Image forming apparatuses (below called liquid-ejecting image forming apparatuses) are known which eject liquid droplets onto a sheet material such as a sheet of paper to form an image and produce printed matter. The liquid ejecting image forming apparatuses may generally be divided into a serial-type image forming apparatus and a line-head type image forming apparatus. In the serial-type image forming apparatus, a recording head thereof moves in both main scanning directions perpendicular to a direction of sheet conveying while the sheet conveying is repeated to form an image over the sheet of paper to produce printed matter. In the line head-type image forming apparatus with nozzles being aligned in a length which is almost the same length as a maximum width of the sheet of paper, when timing arrives at which the sheet of paper is conveyed and the liquid droplets are ejected, nozzles within the line head eject the liquid droplets to form the image.
However, it is known that, in the serial-type image forming apparatus, when one ruled line is printed in both directions of an outward path and a return path, an offset of the ruled line is likely to occur between the outward path and the return path. Moreover, it is known that, in the line head-type image forming apparatus, parallel lines are likely to appear in the sheet-conveying direction when there is a nozzle whose position of impacting is constantly offset due to a mounting error, finishing accuracy of the nozzle, etc.
Therefore, in the liquid-ejecting image forming apparatus, it is often the case that a test pattern for self-adjustment to adjust the position of impacting the liquid droplets is printed on the sheet material, the test pattern is optically read, and an ejection timing is adjusted based on the read results (see Patent Document 1, for example.)
Patent Document 1 discloses an image forming apparatus which includes a pattern forming unit that forms, on a water-repellent member having water-repellent properties, a reference pattern including multiple independent liquid droplets and a pattern to be measured that includes multiple independent liquid droplets ejected under an ejection condition different from the reference pattern such that they are arranged in a scanning direction of a recording head; a reading unit including a light emitting unit which irradiates a light onto the respective patterns and a light receiving unit which receives a regular reflected light from the respective patterns; and a correction unit which measures a distance between the respective patterns based on read results of the reading unit for correcting of a liquid droplet ejection timing of the recording head based on the measurement results.
FIG. 1A is an example of a diagram which schematically describes a light receiving element which reads test patterns. When a spotlight which is irradiated by an LED scans the test pattern in an arrowed direction, a reflected light in accordance with a density of a scanning position of the spotlight is detected at the light receiving element. As is well known, light is absorbed well by a black object, so that it is difficult for the spotlight to be absorbed when the test pattern is scanned if a sheet material is white and the test pattern is black. If the reflected light received by the light receiving element is shown in voltage, as shown, a voltage when the spotlight is superposed on the test pattern is substantially lower than a voltage when what is other than the test pattern is scanned.
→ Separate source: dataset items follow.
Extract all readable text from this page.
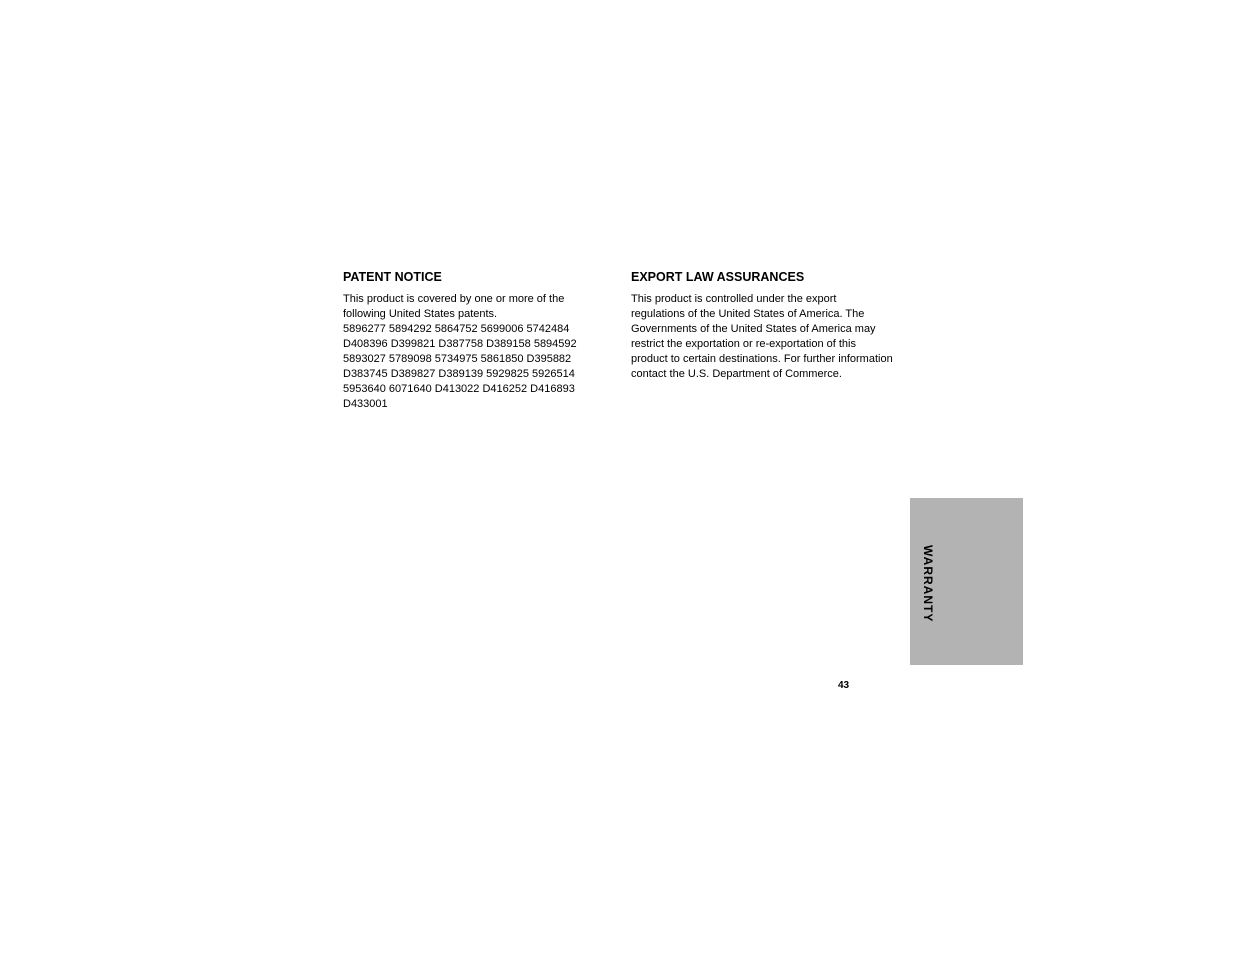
PATENT NOTICE

This product is covered by one or more of the following United States patents.

5896277 5894292 5864752 5699006 5742484
D408396 D399821 D387758 D389158 5894592
5893027 5789098 5734975 5861850 D395882
D383745 D389827 D389139 5929825 5926514
5953640 6071640 D413022 D416252 D416893
D433001

EXPORT LAW ASSURANCES

This product is controlled under the export regulations of the United States of America. The Governments of the United States of America may restrict the exportation or re-exportation of this product to certain destinations. For further information contact the U.S. Department of Commerce.

WARRANTY
43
FIG. 1B is an example of a diagram showing voltage changes in an enlarged manner. The horizontal axis is time, or a scanning position of the spotlight. An elongated circle shows regions in which the voltage is sharply changing. It is inferred that an edge of the test pattern is within the region, so it is determined, for example, that a center of gravity of the spotlight scans the edge of the test pattern when the voltage value shows a center value of a local maximum and a local minimum. Therefore, when the voltage value shows the median of voltage amplitudes, for example, the image forming apparatus may determine that there is the edge position of the test pattern at the scanning position and specify a position of the test pattern.
However, there is a problem that, when a sheet material is a material with a low reflectance (or a high transmittance) such as a tracing paper, it is difficult for an output voltage of the light receiving element to be stable, so that the edge position of the test pattern may not be specified accurately. In other words, for the sheet material with the low reflectance, a decrease in the amplitude of the voltage value, a variation in the transmittance of the sheet material, or an amplification of sensor sensitivity or transmittance fluctuations of the sheet material causes the voltage value to be unstable. When the amplitude of the output voltage of the light receiving element decreases or becomes unstable, specific accuracy of the edge position of the test pattern decreases, so that accuracy of adjusting liquid droplet ejection timing decreases.
While changing a process of correcting an ejection timing in accordance with a type of sheet of paper may be considered, as the type of sheet of paper is set by a user operation, a case may occur that an adjustment operation suitable for the type of sheet is not possible, leading to a problem that desired adjustment accuracy is not obtained. Moreover, a problem may occur that down time of the image forming apparatus increases when a correction process is performed regardless of the type of paper.